In 1095 Tatikios accompanied Alexios in the campaign against the Cumans.

==Role during the First Crusade==
In 1096 Tatikios defended Constantinople from peasant crusaders who attacked the city after their arrival. In 1097 Tatikios and Tzitas, commanding 2000 peltasts (Byzantine peltasts differed from those used in Ancient Greece), were sent by Alexios to Nicaea to assist the Crusaders in their siege of the city. The Frankish chronicler Albert of Aix says that Tatikios acted as an envoy between the Turks and the crusaders, but according to the more reliable Anna Komnene, he was working with Boutoumites to negotiate the surrender of the city without the Crusaders' knowledge. This caused a deep rift between the Latins and Greeks.

However, Tatikios was ordered to accompany the Crusaders across Anatolia, both as a guide and also to ensure that any former Byzantine territory re-captured was returned to the Empire. After leaving Nicaea, the Crusaders split into two groups. Tatikios accompanied the Norman (under Guiscard's son Bohemond of Taranto, Bohemond's nephew Tancred, and Robert of Normandy) and Flemish (under Robert of Flanders) contingents. The Gesta Francorum records that Tatikios frequently warned the Crusaders of the ferocity of the Turks.

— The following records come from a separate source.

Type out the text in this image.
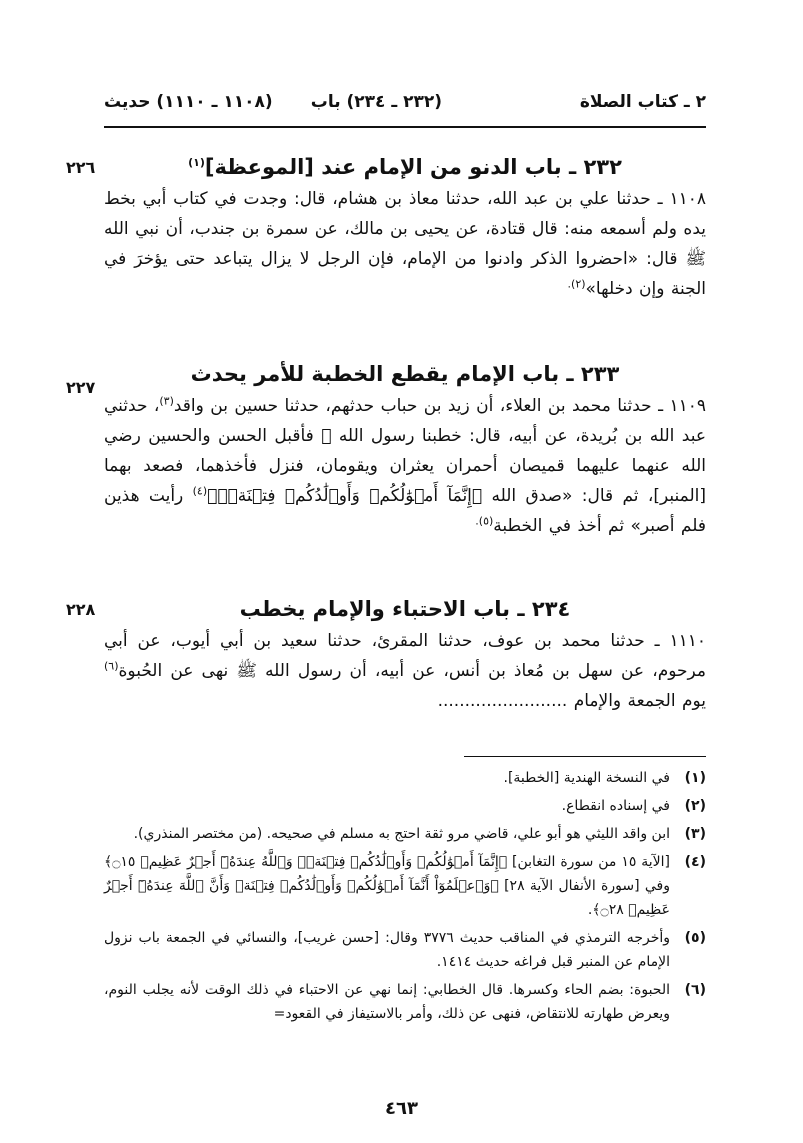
٢ ـ كتاب الصلاة
(٢٣٢ ـ ٢٣٤) باب
(١١٠٨ ـ ١١١٠) حديث
٢٢٦	٢٣٢ ـ باب الدنو من الإمام عند [الموعظة]$^{(١)}$

١١٠٨ ـ حدثنا علي بن عبد الله، حدثنا معاذ بن هشام، قال: وجدت في كتاب أبي بخط يده ولم أسمعه منه: قال قتادة، عن يحيى بن مالك، عن سمرة بن جندب، أن نبي الله ﷺ قال: «احضروا الذكر وادنوا من الإمام، فإن الرجل لا يزال يتباعد حتى يؤخرَ في الجنة وإن دخلها»$^{(٢).}$

٢٢٧
٢٣٣ ـ باب الإمام يقطع الخطبة للأمر يحدث

١١٠٩ ـ حدثنا محمد بن العلاء، أن زيد بن حباب حدثهم، حدثنا حسين بن واقد$^{(٣)}$، حدثني عبد الله بن بُريدة، عن أبيه، قال: خطبنا رسول الله ﷺ فأقبل الحسن والحسين رضي الله عنهما عليهما قميصان أحمران يعثران ويقومان، فنزل فأخذهما، فصعد بهما [المنبر]، ثم قال: «صدق الله ﴿إِنَّمَآ أَمۡوَٰلُكُمۡ وَأَوۡلَٰدُكُمۡ فِتۡنَةٞۚ﴾$^{(٤)}$ رأيت هذين فلم أصبر» ثم أخذ في الخطبة$^{(٥).}$

٢٢٨	٢٣٤ ـ باب الاحتباء والإمام يخطب

١١١٠ ـ حدثنا محمد بن عوف، حدثنا المقرئ، حدثنا سعيد بن أبي أيوب، عن أبي مرحوم، عن سهل بن مُعاذ بن أنس، عن أبيه، أن رسول الله ﷺ نهى عن الحُبوة$^{(٦)}$ يوم الجمعة والإمام ........................

(١)
في النسخة الهندية [الخطبة].

(٢)
في إسناده انقطاع.

(٣)
ابن واقد الليثي هو أبو علي، قاضي مرو ثقة احتج به مسلم في صحيحه. (من مختصر المنذري).

(٤)
[الآية ١٥ من سورة التغابن] ﴿إِنَّمَآ أَمۡوَٰلُكُمۡ وَأَوۡلَٰدُكُمۡ فِتۡنَةٞۚ وَٱللَّهُ عِندَهُۥٓ أَجۡرٌ عَظِيمٞ ۝١٥﴾ وفي [سورة الأنفال الآية ٢٨] ﴿وَٱعۡلَمُوٓاْ أَنَّمَآ أَمۡوَٰلُكُمۡ وَأَوۡلَٰدُكُمۡ فِتۡنَةٞ وَأَنَّ ٱللَّهَ عِندَهُۥٓ أَجۡرٌ عَظِيمٞ ۝٢٨﴾.

(٥)
وأخرجه الترمذي في المناقب حديث ٣٧٧٦ وقال: [حسن غريب]، والنسائي في الجمعة باب نزول الإمام عن المنبر قبل فراغه حديث ١٤١٤.

(٦)
الحبوة: بضم الحاء وكسرها. قال الخطابي: إنما نهي عن الاحتباء في ذلك الوقت لأنه يجلب النوم، ويعرض طهارته للانتقاض، فنهى عن ذلك، وأمر بالاستيفاز في القعود=

٤٦٣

During the siege of Antioch, Raymond of Aguilers writes that Tatikios advised the Crusaders to disperse and capture the surrounding countryside before attacking the city itself, which would also help them avoid a famine (this advice was ignored). In February 1098 he left the siege; according to Anna, who probably talked to Tatikios personally or had access to his reports, Tatikios was informed by Bohemond that the other Crusaders mistrusted him and had threatened his life. Bohemond, on the other hand, spread the rumour that Tatikios was a coward and a traitor, and had fled the army never intending to return, despite his promises to bring back reinforcements and provisions from Constantinople. This is the account preserved in contemporary crusader chronicles, who refer to him as a great enemy and a liar (periurio manet et manebit, according to the Gesta Francorum); Anna's account, of course, may be influenced by her deep prejudice against Bohemond, a long-standing enemy of her father.

The accusation of betrayal against Tatikios appears to be unjustified. The Byzantine general had left his personal possessions in the crusader camp and hence forfeited them. More conclusively, on 4 March 1098, a few weeks after the departure of Tatikios, a fleet bearing food supplies and siege materials for the crusader army outside Antioch arrived at the port of St Simeon. The modern historian Peter Frankopan suggests that Alexios was by now confident enough in the established links between Byzantium and the leaders of the crusade to retain his liaison officer in Constantinople for other duties.

==Appearance and descendants==
The Crusade chroniclers mention that Tatikios had a mutilated nose. Mutilation of the face was a common Byzantine punishment for traitors but this does not appear to be the case in this instance. According to Guibert of Nogent he had a prosthetic gold nose as a replacement. Contrary to the Crusaders' opinions of him, Anna describes him as "a valiant fighter, a man who kept his head under combat conditions," and "a clever orator and a powerful man of action." Anna also tells the story that Tatikios and Alexios were playing polo when the general was thrown from his horse and landed on the emperor. Alexios' injured his knee in the incident and was thereafter afflicted by gout. Anna does not mention the date of this incident; it is an aside in her account of Alexios' campaigns against the Turks around 1110.

There is no record of the dates of Tatikios' birth or death. Although the office of Grand Primicerius (megas primikerios) was usually held by a eunuch, some records suggest Tatikios had descendants who were members of a powerful noble family in the 12th century, including another general, prominent at the Battle of Sirmium, under Manuel I Komnenos. A possible descendant, Constantine Tatikios, was deprived of his sight following a failed plot against Isaac Angelos.